Tre avvisi di conclusione di indagini sono stati emessi dalla procura della Repubblica di Gela nei confronti di altrettanti dirigenti del locale petrolchimico

CALTANISSETTA. Tre avvisi di conclusione di indagini sono stati emessi dalla procura della Repubblica di Gela nei confronti di altrettanti dirigenti del locale petrolchimico dell'Eni, per reati di inquinamento ambientale.    Per una perdita di idrocarburi pesanti che ha inquinato una superficie di 900 metri quadrati, la magistratura ha proceduto nei confronti dell'amministratore delegato della "Raffineria di Gela Spa", Bernardo Casa, del responsabile del parco generale serbatoi, Salvatore Lo Sardo, e del capoturno Gaetano Lauria.   

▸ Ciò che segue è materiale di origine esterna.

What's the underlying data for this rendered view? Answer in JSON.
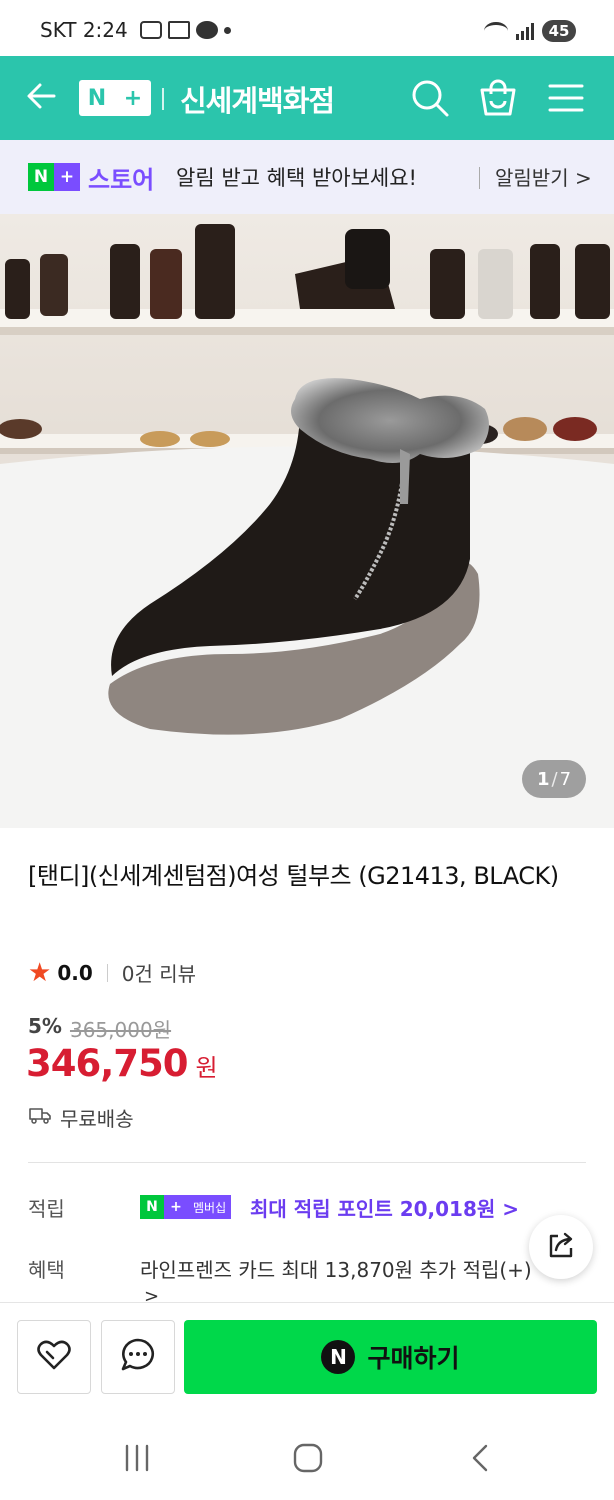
{
  "status_bar": {
    "carrier_time": "SKT 2:24",
    "battery": "45"
  },
  "header": {
    "logo_n": "N",
    "logo_plus": "+",
    "title": "신세계백화점",
    "brand_color": "#2bc5ac"
  },
  "store_banner": {
    "badge_n": "N",
    "badge_plus": "+",
    "store_label": "스토어",
    "message": "알림 받고 혜택 받아보세요!",
    "link": "알림받기 >"
  },
  "product": {
    "image_counter_current": "1",
    "image_counter_sep": "/",
    "image_counter_total": "7",
    "name": "[탠디](신세계센텀점)여성 털부츠 (G21413, BLACK)",
    "rating": "0.0",
    "review_count": "0건 리뷰",
    "discount_rate": "5%",
    "original_price": "365,000원",
    "price": "346,750",
    "price_unit": "원",
    "shipping": "무료배송"
  },
  "info": {
    "points_label": "적립",
    "member_badge_n": "N",
    "member_badge_plus": "+",
    "member_badge_text": "멤버십",
    "points_text": "최대 적립 포인트 20,018원 >",
    "benefit_label": "혜택",
    "benefit_text": "라인프렌즈 카드 최대 13,870원 추가 적립(+)",
    "benefit_more": ">"
  },
  "action_bar": {
    "buy_badge": "N",
    "buy_label": "구매하기",
    "buy_color": "#00d84a"
  },
  "icons": [
    "back-arrow-icon",
    "search-icon",
    "shopping-bag-icon",
    "menu-icon",
    "star-icon",
    "truck-icon",
    "share-icon",
    "heart-icon",
    "chat-icon",
    "recent-apps-icon",
    "home-icon",
    "back-icon"
  ]
}
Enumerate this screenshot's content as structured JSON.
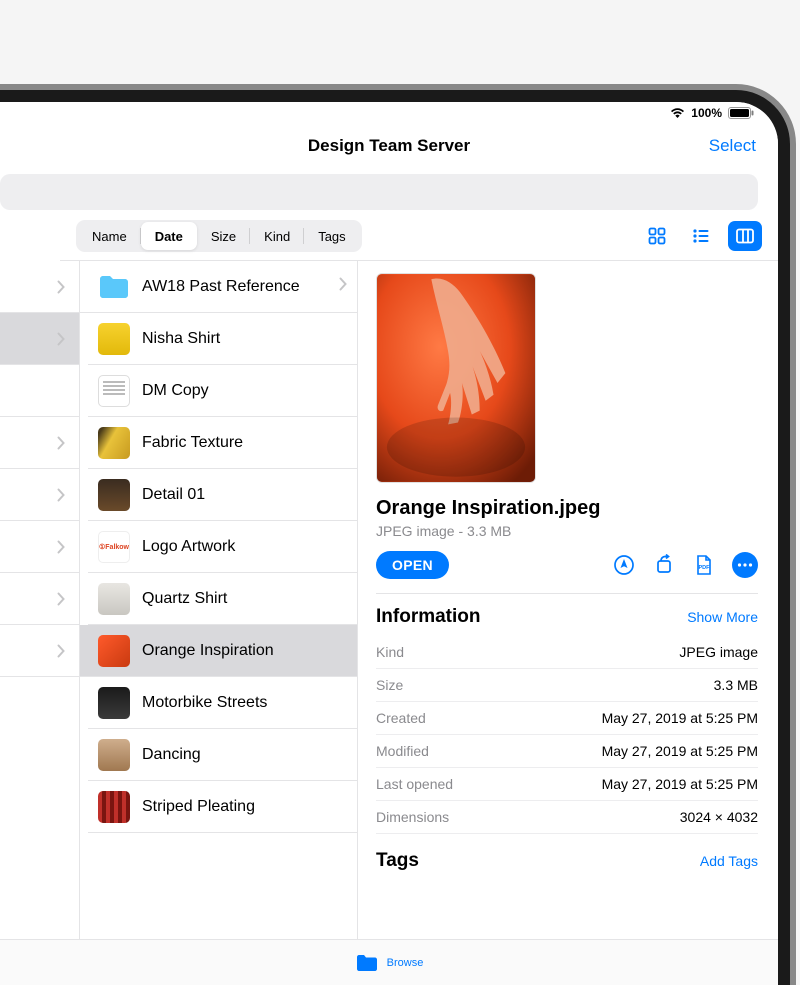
{
  "status": {
    "battery": "100%"
  },
  "header": {
    "title": "Design Team Server",
    "select": "Select"
  },
  "sort": {
    "options": [
      "Name",
      "Date",
      "Size",
      "Kind",
      "Tags"
    ],
    "selected": "Date"
  },
  "leftColumn": {
    "rows": 8,
    "selectedIndex": 1
  },
  "files": [
    {
      "name": "AW18 Past Reference",
      "type": "folder",
      "hasChevron": true
    },
    {
      "name": "Nisha Shirt",
      "thumbClass": "t-yellow"
    },
    {
      "name": "DM Copy",
      "thumbClass": "t-doc"
    },
    {
      "name": "Fabric Texture",
      "thumbClass": "t-banana"
    },
    {
      "name": "Detail 01",
      "thumbClass": "t-detail"
    },
    {
      "name": "Logo Artwork",
      "thumbClass": "t-logo",
      "thumbText": "①Falkow"
    },
    {
      "name": "Quartz Shirt",
      "thumbClass": "t-quartz"
    },
    {
      "name": "Orange Inspiration",
      "thumbClass": "t-orange",
      "selected": true
    },
    {
      "name": "Motorbike Streets",
      "thumbClass": "t-moto"
    },
    {
      "name": "Dancing",
      "thumbClass": "t-dance"
    },
    {
      "name": "Striped Pleating",
      "thumbClass": "t-stripe"
    }
  ],
  "detail": {
    "filename": "Orange Inspiration.jpeg",
    "subtitle": "JPEG image - 3.3 MB",
    "openLabel": "OPEN",
    "infoTitle": "Information",
    "showMore": "Show More",
    "info": [
      {
        "key": "Kind",
        "val": "JPEG image"
      },
      {
        "key": "Size",
        "val": "3.3 MB"
      },
      {
        "key": "Created",
        "val": "May 27, 2019 at 5:25 PM"
      },
      {
        "key": "Modified",
        "val": "May 27, 2019 at 5:25 PM"
      },
      {
        "key": "Last opened",
        "val": "May 27, 2019 at 5:25 PM"
      },
      {
        "key": "Dimensions",
        "val": "3024 × 4032"
      }
    ],
    "tagsTitle": "Tags",
    "addTags": "Add Tags"
  },
  "bottom": {
    "browse": "Browse"
  }
}
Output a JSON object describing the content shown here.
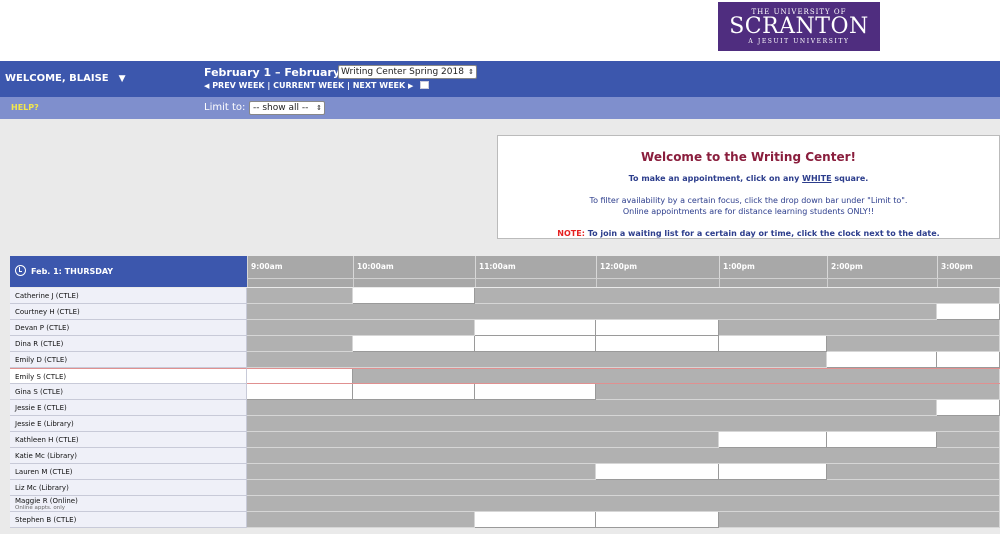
{
  "logo": {
    "line1": "THE UNIVERSITY OF",
    "line2": "SCRANTON",
    "line3": "A JESUIT UNIVERSITY",
    "color": "#4f2d7f"
  },
  "nav": {
    "welcome": "WELCOME, BLAISE",
    "week_title": "February 1 – February 7",
    "schedule_select": "Writing Center Spring 2018",
    "prev_week": "PREV WEEK",
    "current_week": "CURRENT WEEK",
    "next_week": "NEXT WEEK",
    "separator": "|"
  },
  "helpbar": {
    "help": "HELP?",
    "limit_label": "Limit to:",
    "limit_select": "-- show all --"
  },
  "welcome_box": {
    "title": "Welcome to the Writing Center!",
    "line1_pre": "To make an appointment, click on any",
    "line1_white": "WHITE",
    "line1_post": "square.",
    "line2a": "To filter availability by a certain focus, click the drop down bar under \"Limit to\".",
    "line2b": "Online appointments are for distance learning students ONLY!!",
    "note_label": "NOTE:",
    "note_text": "To join a waiting list for a certain day or time, click the clock next to the date."
  },
  "grid": {
    "day_label": "Feb. 1: THURSDAY",
    "times": [
      "9:00am",
      "10:00am",
      "11:00am",
      "12:00pm",
      "1:00pm",
      "2:00pm",
      "3:00pm"
    ],
    "colors": {
      "booked": "#b1b1b1",
      "open": "#ffffff",
      "header": "#3c57ad"
    },
    "rows": [
      {
        "name": "Catherine J (CTLE)",
        "cells": "BWBBBBB"
      },
      {
        "name": "Courtney H (CTLE)",
        "cells": "BBBBBBW"
      },
      {
        "name": "Devan P (CTLE)",
        "cells": "BBWWBBB"
      },
      {
        "name": "Dina R (CTLE)",
        "cells": "BWWWWBB"
      },
      {
        "name": "Emily D (CTLE)",
        "cells": "BBBBBWW"
      },
      {
        "name": "Emily S (CTLE)",
        "cells": "WBBBBBB",
        "highlight": true
      },
      {
        "name": "Gina S (CTLE)",
        "cells": "WWWBBBB"
      },
      {
        "name": "Jessie E (CTLE)",
        "cells": "BBBBBBW"
      },
      {
        "name": "Jessie E (Library)",
        "cells": "BBBBBBB"
      },
      {
        "name": "Kathleen H (CTLE)",
        "cells": "BBBBWWB"
      },
      {
        "name": "Katie Mc (Library)",
        "cells": "BBBBBBB"
      },
      {
        "name": "Lauren M (CTLE)",
        "cells": "BBBWWBB"
      },
      {
        "name": "Liz Mc (Library)",
        "cells": "BBBBBBB"
      },
      {
        "name": "Maggie R (Online)",
        "sub": "Online appts. only",
        "cells": "BBBBBBB"
      },
      {
        "name": "Stephen B (CTLE)",
        "cells": "BBWWBBB"
      }
    ]
  }
}
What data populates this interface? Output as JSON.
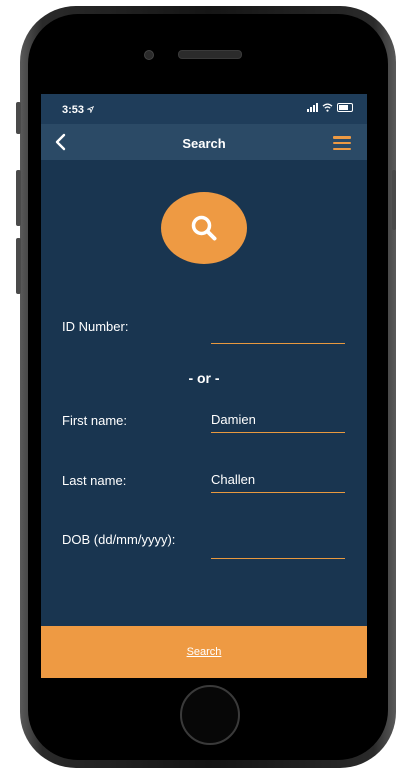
{
  "status_bar": {
    "time": "3:53"
  },
  "nav": {
    "title": "Search"
  },
  "form": {
    "id_number": {
      "label": "ID Number:",
      "value": ""
    },
    "separator": "- or -",
    "first_name": {
      "label": "First name:",
      "value": "Damien"
    },
    "last_name": {
      "label": "Last name:",
      "value": "Challen"
    },
    "dob": {
      "label": "DOB (dd/mm/yyyy):",
      "value": ""
    }
  },
  "footer": {
    "search_label": "Search"
  },
  "colors": {
    "accent": "#ee9a43",
    "background": "#193550",
    "nav_bar": "#2b4a66",
    "status_bar": "#1f3d5a"
  },
  "icons": [
    "back-chevron-icon",
    "hamburger-menu-icon",
    "search-magnifier-icon",
    "location-arrow-icon",
    "signal-icon",
    "wifi-icon",
    "battery-icon"
  ]
}
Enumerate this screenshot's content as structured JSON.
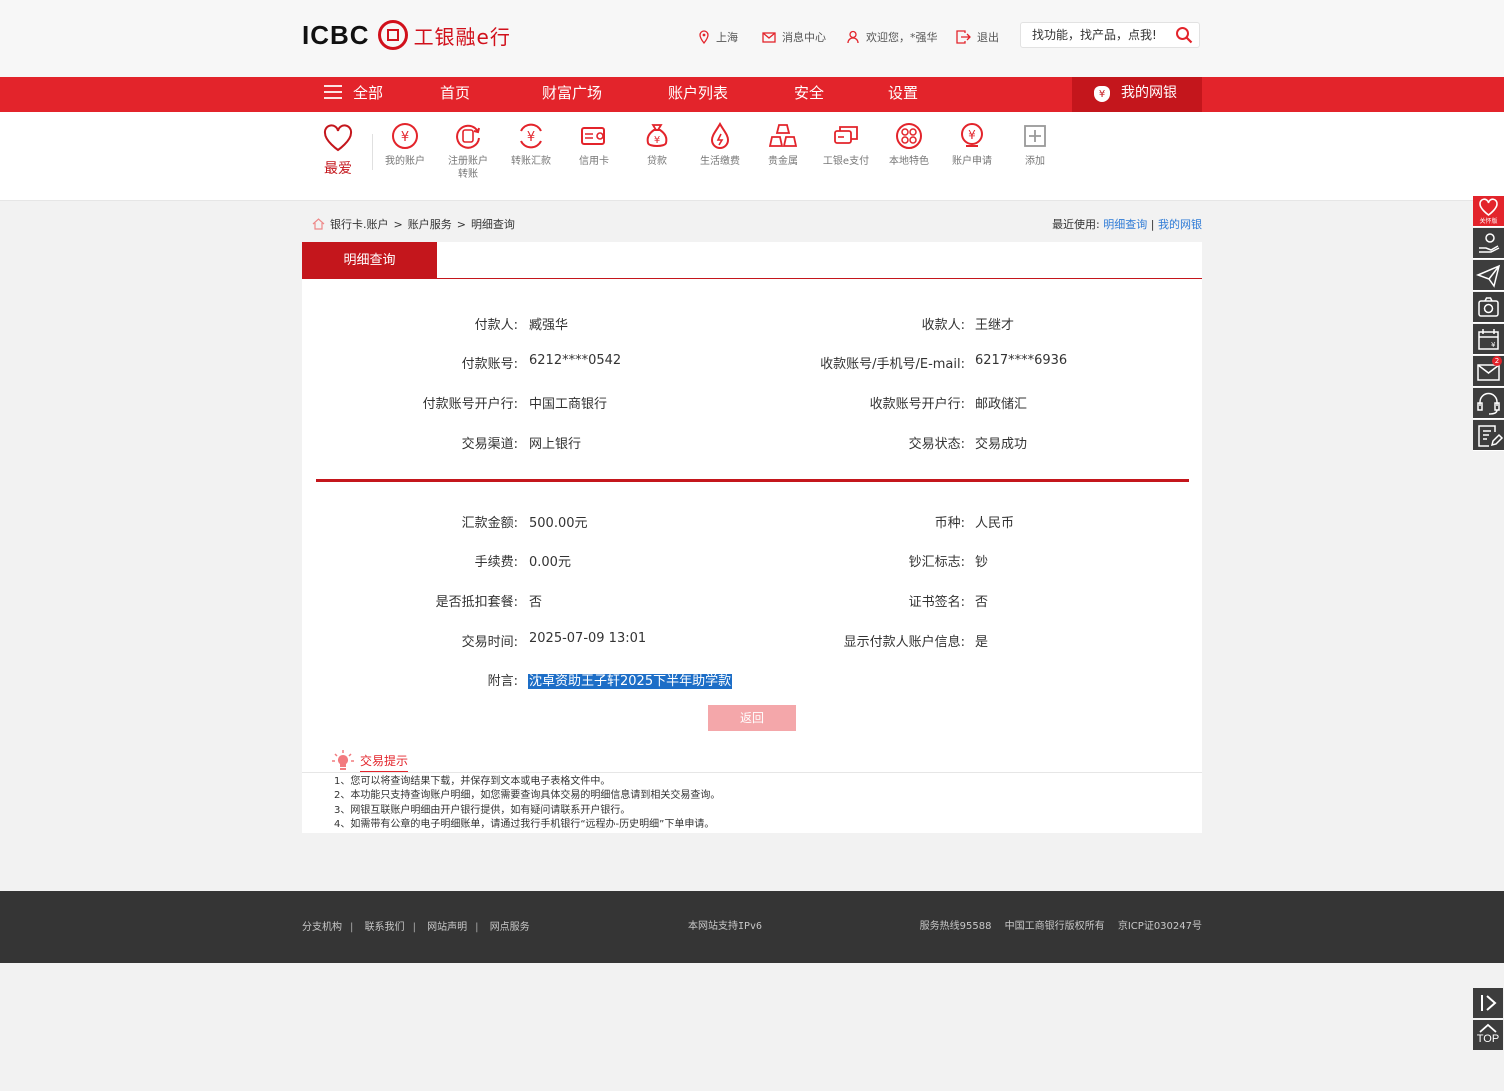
{
  "header": {
    "logo_text": "ICBC",
    "logo_cn": "工银融e行",
    "location": "上海",
    "messages": "消息中心",
    "welcome": "欢迎您，*强华",
    "logout": "退出",
    "search_placeholder": "找功能，找产品，点我!"
  },
  "nav": {
    "all": "全部",
    "items": [
      "首页",
      "财富广场",
      "账户列表",
      "安全",
      "设置"
    ],
    "mybank": "我的网银"
  },
  "quick": {
    "favorite": "最爱",
    "items": [
      {
        "label": "我的账户",
        "icon": "yuan-circle-icon"
      },
      {
        "label": "注册账户转账",
        "icon": "transfer-yuan-icon"
      },
      {
        "label": "转账汇款",
        "icon": "remit-icon"
      },
      {
        "label": "信用卡",
        "icon": "credit-card-icon"
      },
      {
        "label": "贷款",
        "icon": "money-bag-icon"
      },
      {
        "label": "生活缴费",
        "icon": "droplet-icon"
      },
      {
        "label": "贵金属",
        "icon": "gold-bars-icon"
      },
      {
        "label": "工银e支付",
        "icon": "e-pay-icon"
      },
      {
        "label": "本地特色",
        "icon": "local-dots-icon"
      },
      {
        "label": "账户申请",
        "icon": "account-apply-icon"
      },
      {
        "label": "添加",
        "icon": "add-icon"
      }
    ]
  },
  "breadcrumb": {
    "items": [
      "银行卡.账户",
      "账户服务",
      "明细查询"
    ],
    "sep": ">"
  },
  "recent": {
    "label": "最近使用:",
    "link1": "明细查询",
    "sep": "|",
    "link2": "我的网银"
  },
  "detail": {
    "tab": "明细查询",
    "payer_label": "付款人:",
    "payer": "臧强华",
    "payee_label": "收款人:",
    "payee": "王继才",
    "payer_acct_label": "付款账号:",
    "payer_acct": "6212****0542",
    "payee_acct_label": "收款账号/手机号/E-mail:",
    "payee_acct": "6217****6936",
    "payer_bank_label": "付款账号开户行:",
    "payer_bank": "中国工商银行",
    "payee_bank_label": "收款账号开户行:",
    "payee_bank": "邮政储汇",
    "channel_label": "交易渠道:",
    "channel": "网上银行",
    "status_label": "交易状态:",
    "status": "交易成功",
    "amount_label": "汇款金额:",
    "amount": "500.00元",
    "currency_label": "币种:",
    "currency": "人民币",
    "fee_label": "手续费:",
    "fee": "0.00元",
    "cash_label": "钞汇标志:",
    "cash": "钞",
    "package_label": "是否抵扣套餐:",
    "package": "否",
    "cert_label": "证书签名:",
    "cert": "否",
    "time_label": "交易时间:",
    "time": "2025-07-09 13:01",
    "show_payer_label": "显示付款人账户信息:",
    "show_payer": "是",
    "note_label": "附言:",
    "note": "沈卓资助王子轩2025下半年助学款",
    "back": "返回"
  },
  "tips": {
    "title": "交易提示",
    "items": [
      "1、您可以将查询结果下载，并保存到文本或电子表格文件中。",
      "2、本功能只支持查询账户明细，如您需要查询具体交易的明细信息请到相关交易查询。",
      "3、网银互联账户明细由开户银行提供，如有疑问请联系开户银行。",
      "4、如需带有公章的电子明细账单，请通过我行手机银行“远程办-历史明细”下单申请。"
    ]
  },
  "footer": {
    "links": [
      "分支机构",
      "联系我们",
      "网站声明",
      "网点服务"
    ],
    "ipv6": "本网站支持IPv6",
    "hotline": "服务热线95588",
    "copyright": "中国工商银行版权所有",
    "icp": "京ICP证030247号"
  },
  "side": {
    "care_label": "关怀版",
    "msg_count": "2",
    "top": "TOP"
  },
  "colors": {
    "brand_red": "#e3242b",
    "dark_red": "#c4161c",
    "link_blue": "#2e7bd6",
    "footer_bg": "#353535"
  }
}
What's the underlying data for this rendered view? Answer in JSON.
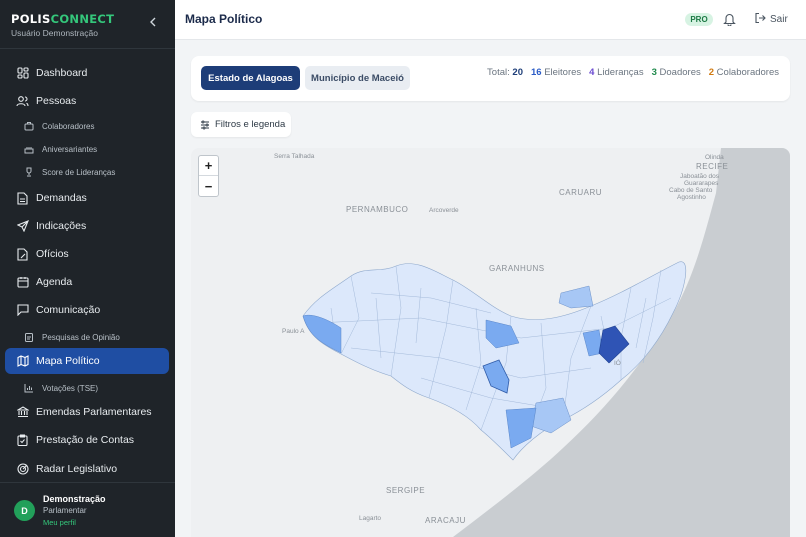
{
  "brand": {
    "part1": "POLIS",
    "part2": "CONNECT",
    "subtitle": "Usuário Demonstração"
  },
  "sidebar": {
    "items": [
      {
        "label": "Dashboard",
        "icon": "dashboard-icon"
      },
      {
        "label": "Pessoas",
        "icon": "people-icon"
      },
      {
        "label": "Colaboradores",
        "icon": "briefcase-icon"
      },
      {
        "label": "Aniversariantes",
        "icon": "cake-icon"
      },
      {
        "label": "Score de Lideranças",
        "icon": "trophy-icon"
      },
      {
        "label": "Demandas",
        "icon": "document-icon"
      },
      {
        "label": "Indicações",
        "icon": "send-icon"
      },
      {
        "label": "Ofícios",
        "icon": "file-edit-icon"
      },
      {
        "label": "Agenda",
        "icon": "calendar-icon"
      },
      {
        "label": "Comunicação",
        "icon": "chat-icon"
      },
      {
        "label": "Pesquisas de Opinião",
        "icon": "clipboard-icon"
      },
      {
        "label": "Mapa Político",
        "icon": "map-icon"
      },
      {
        "label": "Votações (TSE)",
        "icon": "bar-chart-icon"
      },
      {
        "label": "Emendas Parlamentares",
        "icon": "bank-icon"
      },
      {
        "label": "Prestação de Contas",
        "icon": "clipboard-check-icon"
      },
      {
        "label": "Radar Legislativo",
        "icon": "radar-icon"
      }
    ]
  },
  "user": {
    "initial": "D",
    "name": "Demonstração",
    "role": "Parlamentar",
    "profile_link": "Meu perfil"
  },
  "header": {
    "title": "Mapa Político",
    "badge": "PRO",
    "logout": "Sair"
  },
  "tabs": {
    "active": "Estado de Alagoas",
    "inactive": "Município de Maceió"
  },
  "stats": {
    "total_label": "Total:",
    "total": "20",
    "eleitores": "16",
    "eleitores_label": "Eleitores",
    "liderancas": "4",
    "liderancas_label": "Lideranças",
    "doadores": "3",
    "doadores_label": "Doadores",
    "colaboradores": "2",
    "colaboradores_label": "Colaboradores",
    "colors": {
      "total": "#1d3d78",
      "eleitores": "#2b5cc7",
      "liderancas": "#6a4bd1",
      "doadores": "#1f8a4c",
      "colaboradores": "#d07a12"
    }
  },
  "filters": {
    "label": "Filtros e legenda"
  },
  "map": {
    "zoom_in": "+",
    "zoom_out": "−",
    "labels": {
      "serra_talhada": "Serra Talhada",
      "olinda": "Olinda",
      "recife": "RECIFE",
      "jaboatao": "Jaboatão dos",
      "guararapes": "Guararapes",
      "cabo": "Cabo de Santo",
      "agostinho": "Agostinho",
      "caruaru": "CARUARU",
      "pernambuco": "PERNAMBUCO",
      "arcoverde": "Arcoverde",
      "garanhuns": "GARANHUNS",
      "paulo_afonso": "Paulo A",
      "maceio_suffix": "IÓ",
      "sergipe": "SERGIPE",
      "lagarto": "Lagarto",
      "aracaju": "ARACAJU"
    },
    "colors": {
      "base": "#dce8fb",
      "light": "#a7c7f5",
      "medium": "#7aaaf0",
      "dark": "#2f54b5",
      "ocean": "#c9cdd1"
    }
  }
}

L'inchiesta, avviata dalla Guardia Costiera di Gela ha accertato che il 18 dicembre del 2010 una rilevante quantità di greggio, trasportato dall'acqua di drenaggio del serbatoio S-110, è tracimato dai pozzetti d'ispezione di una condotta collegata a una vasca di raccolta. Il presunto mancato funzionamento dei controlli a distanza e delle pompe di emergenza dell'impianto, avrebbero determinato l'inquinamento ambientale, dentro e fuori lo stabilimento, aggravato dal fatto che l'intera zona è sottoposta a vincoli europei Sic e Zps di tutela dell'ecosistema. I successivi interventi di bonifica della zona inquinata, eseguiti dalla Raffineria di Gela, hanno portato alla rimozione di 611 tonnellate di terreno contaminato e al recupero di rifiuti liquidi oleosi per complessivi 2.400 litri. La Capitaneria di porto ha anche scoperto e sequestrato altri 62 grandi sacchi di terra inquinata che era stata rimossa per una precedente, analoga, perdita di idrocarburi.